Bug #56153 | DELETE + JOIN is extremely slow if one table has >2 GB of binary data | ||
---|---|---|---|
Submitted: | 20 Aug 2010 17:34 | Modified: | 23 Oct 2010 9:56 |
Reporter: | Craig Holmquist | Email Updates: | |
Status: | No Feedback | Impact on me: | |
Category: | MySQL Server | Severity: | S5 (Performance) |
Version: | 5.0.87 | OS: | Windows (XP SP3 32-bit) |
Assigned to: | CPU Architecture: | Any |
[20 Aug 2010 17:34]
Craig Holmquist
[20 Aug 2010 17:35]
Craig Holmquist
Test script
Attachment: slowdelete.py (text/plain), 1.54 KiB.
[24 Aug 2010 7:49]
Valeriy Kravchuk
Please, send your my.ini file content and EXPLAIN results for the SELECT query in your environment.
[24 Aug 2010 13:22]
Craig Holmquist
INI file
Attachment: my.ini (application/octet-stream, text), 206 bytes.
[24 Aug 2010 13:23]
Craig Holmquist
EXPLAIN results for SELECT in script
Attachment: select-explain.csv (application/vnd.ms-excel, text), 270 bytes.
[24 Aug 2010 13:24]
Craig Holmquist
It seems like the value in the script I uploaded (450000) may not trigger the bug consistently.

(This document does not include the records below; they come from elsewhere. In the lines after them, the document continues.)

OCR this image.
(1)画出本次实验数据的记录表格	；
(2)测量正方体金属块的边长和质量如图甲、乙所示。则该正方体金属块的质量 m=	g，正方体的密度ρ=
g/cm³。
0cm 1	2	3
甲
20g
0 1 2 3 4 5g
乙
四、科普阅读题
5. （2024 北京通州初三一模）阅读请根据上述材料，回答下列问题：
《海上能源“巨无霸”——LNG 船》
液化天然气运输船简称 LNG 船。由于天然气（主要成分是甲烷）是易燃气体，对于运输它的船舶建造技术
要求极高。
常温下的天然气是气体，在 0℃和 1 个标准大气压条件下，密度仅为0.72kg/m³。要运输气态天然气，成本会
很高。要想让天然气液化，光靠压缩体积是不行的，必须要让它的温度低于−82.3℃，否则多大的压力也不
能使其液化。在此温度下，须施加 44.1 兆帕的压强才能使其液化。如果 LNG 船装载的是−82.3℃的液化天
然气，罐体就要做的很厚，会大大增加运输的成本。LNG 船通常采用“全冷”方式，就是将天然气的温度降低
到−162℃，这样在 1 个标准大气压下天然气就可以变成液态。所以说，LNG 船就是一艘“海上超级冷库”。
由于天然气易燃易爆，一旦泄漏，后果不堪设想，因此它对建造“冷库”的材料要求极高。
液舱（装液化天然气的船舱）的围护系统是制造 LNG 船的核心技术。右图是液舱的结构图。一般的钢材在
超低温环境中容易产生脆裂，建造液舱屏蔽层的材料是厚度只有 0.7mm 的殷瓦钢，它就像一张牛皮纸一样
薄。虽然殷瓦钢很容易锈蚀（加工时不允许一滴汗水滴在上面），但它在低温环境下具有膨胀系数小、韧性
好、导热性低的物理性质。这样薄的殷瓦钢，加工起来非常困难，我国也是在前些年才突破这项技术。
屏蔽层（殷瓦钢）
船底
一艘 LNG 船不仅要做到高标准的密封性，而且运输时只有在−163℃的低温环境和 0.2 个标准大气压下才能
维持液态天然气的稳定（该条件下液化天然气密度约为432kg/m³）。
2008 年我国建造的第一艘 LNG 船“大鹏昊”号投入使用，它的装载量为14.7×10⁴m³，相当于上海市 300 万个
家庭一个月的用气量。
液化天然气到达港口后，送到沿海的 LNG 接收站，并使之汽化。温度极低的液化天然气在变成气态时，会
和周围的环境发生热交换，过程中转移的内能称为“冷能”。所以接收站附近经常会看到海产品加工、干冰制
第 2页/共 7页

I tested again this morning (on the same system with the same conditions) but I had to move that value up to 750000 to trigger the bug.
[25 Aug 2010 3:51]
Valeriy Kravchuk
The following explain results for SELECT looks nice: id select_type table type possible_keys key key_len ref rows Extra 1 SIMPLE t2 index PRIMARY 4 5000 Using index 1 SIMPLE t1 eq_ref PRIMARY PRIMARY 4 testslowdelete.t2.mainid 1 Using where; Using index; Not exists Yes, entire primary key for table t2 is scanned, but "Using index" means that table's data (and this is MyISAM table) are NOT read from disk. With DELETE situation is, likely, different, and entire data are read (from disk). To check this assumption, please, send the results of EXPLAIN for the same SELECT, but with SELECT t2.* instead of just one indexed column.
[25 Aug 2010 12:50]
Craig Holmquist
EXPLAIN results for SELECT with t2.*
Attachment: select-explain-t2all.csv (application/vnd.ms-excel, text), 249 bytes.
[25 Aug 2010 13:27]
Valeriy Kravchuk
We see the following in EXPLAIN results: id select_type table type possible_keys key key_len ref rows Extra 1 SIMPLE t2 ALL 5000 1 SIMPLE t1 eq_ref PRIMARY PRIMARY 4 testslowdelete.t2.mainid 1 Using where; Using index; Not exists This is how DELETE is executed: all rows, entirely, are read from the t2 (big) table in this case. We can make an optimizer feature request to read only PK/indexed column(s) from the table you delete rows from if you do not really use any other columns from it in cases like this. Do you agree?
[25 Aug 2010 13:54]
Craig Holmquist
Are you sure that's the problem? If that were the case I would expect the performance to get progressively worse as the row size got larger, not to suddenly get much worse (1 s -> 90 s) once the row size reached a certain threshold. However, I would say that this is definitely something that should be optimized; there's no reason to read in an entire 750K row if you're only looking at a few bytes.
[23 Sep 2010 9:56]
Susanne Ebrecht
Are there keys on the table? Consider, when you delete a row you could do it restrict or cascade. Also it needs to get checked if keys got violated and so on? Could this be the problem?
[23 Oct 2010 23:00]
Bugs System
No feedback was provided for this bug for over a month, so it is being suspended automatically. If you are able to provide the information that was originally requested, please do so and change the status of the bug back to "Open".